A.S. ANCHE SE CON UN PO DI RITARDO PUBBLICO LA MIA CRONACA SU UN VIAGGIO BREVE MA BELLO

I VIAGGI DELL’ANIMA
CARNEVALE A VENEZIA
Giuditta Di Cristinzi

L'ultima occasione di viaggio è stato il Carnevale e una fuga alla Thelma e Louise con la mia amica del cuore, Raffaella.
Siamo partite in comitiva all'alba di sabato 2 marzo, abbiamo attraversato parte dell'Abruzzo e il piano delle Cinque Miglia ancora innevato nella zona di Roccaraso e Rivisondoli per giungere sull' Adriatico, aperto, azzurro, meraviglioso.
Lo abbiamo pressoché costeggiato in autostrada fino alla prima meta del viaggio, Ferrara,
una città incantevole e a misura d’uomo (Ferrara  è un comune italiano di circa 130.000 abitanti, capoluogo dell'omonima provincia in Emilia-Romagna. E’ stata  capitale del Ducato di Ferrara nel periodo degli Estensi, quando ha rappresentato un  importante centro politico, artistico e culturale. Lo sviluppo urbanistico avvenuto durante il Rinascimento, l’”Addizione Erculea”, l’ha resa la prima capitale moderna d'Europa. Nel 1995 ha ottenuto  dall'UNESCO il riconoscimento di patrimonio dell'umanità come città del Rinascimento e nel 1999 ne ha ottenuto un secondo per il delta del Po e per le  delizie estensiFerrara è sede universitaria (Università degli Studi di Ferrara) e arcivescovile (arcidiocesi di Ferrara-Comacchio) (Fonte Wikipedia).
Siamo entrate nel cuore del borgo e abbiamo attraversato il corso che ospitava  un interessante e ricco mercatino dell'usato: banchi  colorati e variegati, venditori garbati  ti e  invitanti, porcellane, tappeti, quadri, monili,  mobili restaurati, oggetti vintage. Avrei comprato di tutto se avessi avuto un “portafogli ad organetto”, come dice mia madre e la possibilità di caricare le cose per riportarle a casa!

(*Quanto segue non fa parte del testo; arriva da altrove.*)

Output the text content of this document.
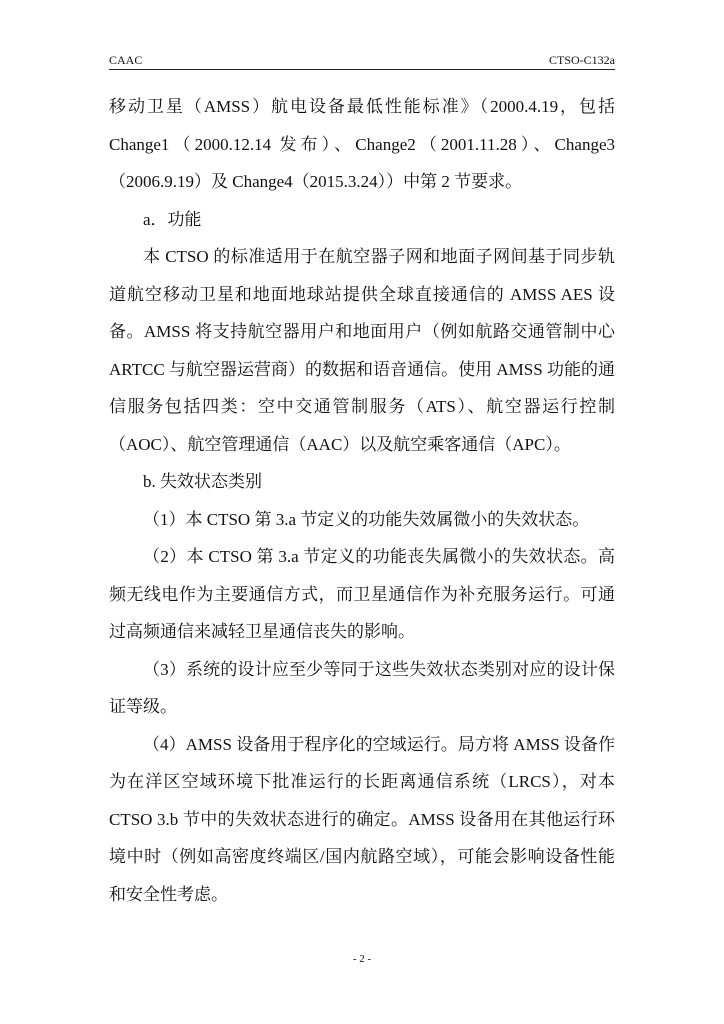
CAAC	CTSO-C132a

移动卫星（AMSS）航电设备最低性能标准》（2000.4.19，包括 Change1（2000.12.14 发布）、Change2（2001.11.28）、Change3（2006.9.19）及 Change4（2015.3.24））中第 2 节要求。

a．功能

本 CTSO 的标准适用于在航空器子网和地面子网间基于同步轨道航空移动卫星和地面地球站提供全球直接通信的 AMSS AES 设备。AMSS 将支持航空器用户和地面用户（例如航路交通管制中心 ARTCC 与航空器运营商）的数据和语音通信。使用 AMSS 功能的通信服务包括四类：空中交通管制服务（ATS）、航空器运行控制（AOC）、航空管理通信（AAC）以及航空乘客通信（APC）。

b. 失效状态类别

（1）本 CTSO 第 3.a 节定义的功能失效属微小的失效状态。

（2）本 CTSO 第 3.a 节定义的功能丧失属微小的失效状态。高频无线电作为主要通信方式，而卫星通信作为补充服务运行。可通过高频通信来减轻卫星通信丧失的影响。

（3）系统的设计应至少等同于这些失效状态类别对应的设计保证等级。

（4）AMSS 设备用于程序化的空域运行。局方将 AMSS 设备作为在洋区空域环境下批准运行的长距离通信系统（LRCS），对本 CTSO 3.b 节中的失效状态进行的确定。AMSS 设备用在其他运行环境中时（例如高密度终端区/国内航路空域），可能会影响设备性能和安全性考虑。

- 2 -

Siamo giunte nella Piazza del Municipio dove cominciavano a riunirsi le prime maschere del Carnevale rinascimentale
(Dopo più di cinquecento anni è tornato infatti in vita il Carnevale Estense nella raffinata cornice della deliziosa città. La rievocazione storica del Carnevale che gli Estensi usavano celebrare nel XV e XVI secolo è stata un’occasione per immergersi in una atmosfera storica e un po’ magica, quella rinascimentale di una  Corte,  in particolare del Duca Ercole I d’Este e di Lucrezia Borgia. Feste in costume nei palazzi storici, cortei di figuranti delle Contrade del Palio, giochi di fuoco e di abilità, danze rinascimentali, concerti, banchetti, cene rinascimentali, divertenti rappresentazioni teatrali, escursioni culturali, visite guidate e animazioni in costume hanno animato per giorni la città, nel segno di Lucrezia Borgia, madrina delle celebrazioni, che giunse a Ferrara il 2 febbraio 1502 nel pieno dei festeggiamenti. Per riportare in vita la ‘Città capitale del Rinascimento’ e dare nuova linfa a questo evento strettamente legato al Ducato Estense, gli organizzatori hanno pensato di associare il Carnevale in stile al Trionfo del pasticcio di maccheroni, per promuovere questo prodotto gastronomico tipico. L’evento  tributa anche un omaggio alla storia della duchessa Eleonora d’Aragona, emblema di una Ferrara riconosciuta appunto  come simbolo del Rinascimento italiano.   Va detto inoltre che il Carnevale di Ferrara è l’unico in  Italia ad avere radici nel Rinascimento   e fa sì  che il centro storico  viva un viaggio nel tempo, nel mondo delle feste da ballo e dei banchetti dei duchi, dei duelli e dei tornei dei cavalieri, del teatro e degli sfarzi. Il borgo  si immerge completamente nelle atmosfere fiabesche del Carnevale e per tutto il periodo, a partire dal giovedì grasso, Ferrara è un tripudio di feste rinascimentali in costume nei palazzi storici, visite animate alla scoperta delle tante vite della città, piatti tipici dell’epoca, rappresentazioni di teatro classico, dei quali abbiamo avuto una seppur piccola idea).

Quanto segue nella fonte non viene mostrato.